Ebbene sì! Finalmente la ragazza potrà tornare a casa e rivedere i suoi cari, dopo diciotto lunghissimi mesi in cui ha subito non poche sofferenze. La vicenda della sua liberazione, che sembrava essere stata ormai abbandonata, subisce la sua svolta definitiva il 17 gennaio, giorno in cui arriva un video che, per l’intelligence italiana, costituisce la prova necessaria che si aspettava per procedere con l’ultima fase della trattativa: pagamento del riscatto e scambio. Al momento dello scambio, la ragazza viene consegnata a capo coperto, e vestita con i tradizionali abiti delle donne islamiche; e quando le viene chiesto di cambiarsi, lei risponde di essere “una convertita”, e che avrebbe voluto parlare della sua decisione con la madre. Non si sa ancora se la conversione sia avvenuta in maniera forzata o se sia stata realmente frutto di una sua scelta. Si nutrono ancora tanti dubbi sulla vicenda di questa giovanissima ragazza che era partita solo per fare del bene, ma la cosa davvero importante è che adesso sia al sicuro e stia bene. 
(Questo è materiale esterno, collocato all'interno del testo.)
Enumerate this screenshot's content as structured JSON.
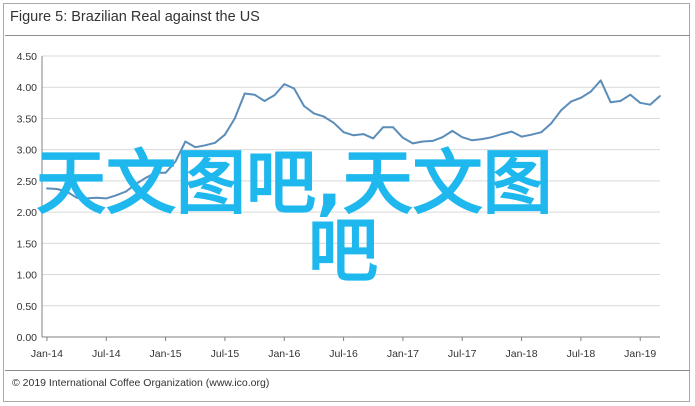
{
  "figure": {
    "title": "Figure 5: Brazilian Real against the US",
    "source": "© 2019 International Coffee Organization (www.ico.org)"
  },
  "watermark": {
    "line1": "天文图吧,天文图",
    "line2": "吧"
  },
  "colors": {
    "series_line": "#5b8db8",
    "grid": "#d9d9d9",
    "axis": "#808080",
    "watermark": "#1fb8ee"
  },
  "chart_data": {
    "type": "line",
    "title": "Figure 5: Brazilian Real against the US",
    "xlabel": "",
    "ylabel": "",
    "ylim": [
      0,
      4.5
    ],
    "y_ticks": [
      "0.00",
      "0.50",
      "1.00",
      "1.50",
      "2.00",
      "2.50",
      "3.00",
      "3.50",
      "4.00",
      "4.50"
    ],
    "x_tick_labels": [
      "Jan-14",
      "Jul-14",
      "Jan-15",
      "Jul-15",
      "Jan-16",
      "Jul-16",
      "Jan-17",
      "Jul-17",
      "Jan-18",
      "Jul-18",
      "Jan-19"
    ],
    "grid": "horizontal",
    "legend": "none",
    "x": [
      "Jan-14",
      "Feb-14",
      "Mar-14",
      "Apr-14",
      "May-14",
      "Jun-14",
      "Jul-14",
      "Aug-14",
      "Sep-14",
      "Oct-14",
      "Nov-14",
      "Dec-14",
      "Jan-15",
      "Feb-15",
      "Mar-15",
      "Apr-15",
      "May-15",
      "Jun-15",
      "Jul-15",
      "Aug-15",
      "Sep-15",
      "Oct-15",
      "Nov-15",
      "Dec-15",
      "Jan-16",
      "Feb-16",
      "Mar-16",
      "Apr-16",
      "May-16",
      "Jun-16",
      "Jul-16",
      "Aug-16",
      "Sep-16",
      "Oct-16",
      "Nov-16",
      "Dec-16",
      "Jan-17",
      "Feb-17",
      "Mar-17",
      "Apr-17",
      "May-17",
      "Jun-17",
      "Jul-17",
      "Aug-17",
      "Sep-17",
      "Oct-17",
      "Nov-17",
      "Dec-17",
      "Jan-18",
      "Feb-18",
      "Mar-18",
      "Apr-18",
      "May-18",
      "Jun-18",
      "Jul-18",
      "Aug-18",
      "Sep-18",
      "Oct-18",
      "Nov-18",
      "Dec-18",
      "Jan-19",
      "Feb-19",
      "Mar-19"
    ],
    "series": [
      {
        "values": [
          2.38,
          2.37,
          2.33,
          2.23,
          2.22,
          2.23,
          2.22,
          2.27,
          2.33,
          2.45,
          2.55,
          2.63,
          2.63,
          2.81,
          3.13,
          3.04,
          3.07,
          3.11,
          3.24,
          3.5,
          3.9,
          3.88,
          3.78,
          3.87,
          4.05,
          3.98,
          3.7,
          3.58,
          3.53,
          3.43,
          3.28,
          3.23,
          3.25,
          3.18,
          3.36,
          3.36,
          3.19,
          3.1,
          3.13,
          3.14,
          3.2,
          3.3,
          3.2,
          3.15,
          3.17,
          3.2,
          3.25,
          3.29,
          3.21,
          3.24,
          3.28,
          3.42,
          3.63,
          3.77,
          3.83,
          3.93,
          4.11,
          3.76,
          3.78,
          3.88,
          3.75,
          3.72,
          3.86
        ]
      }
    ]
  }
}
Oggi arriverà in Italia e verrà interrogata dalla magistratura e dai Ros, per cercare di capire cosa le sia accaduto durante tutto questo tempo. Ad accoglierla qui ci sono i suoi genitori, e tutti i suoi amici e vicini di casa che ieri, alla notizia della liberazione, si sono lasciati andare a canti di gioia e applausi. Non resta, quindi, che augurare a Silvia un buon rientro e sperare che tutta questa faccenda, tra qualche anno, si tramuti in nient’altro che un brutto ricordo.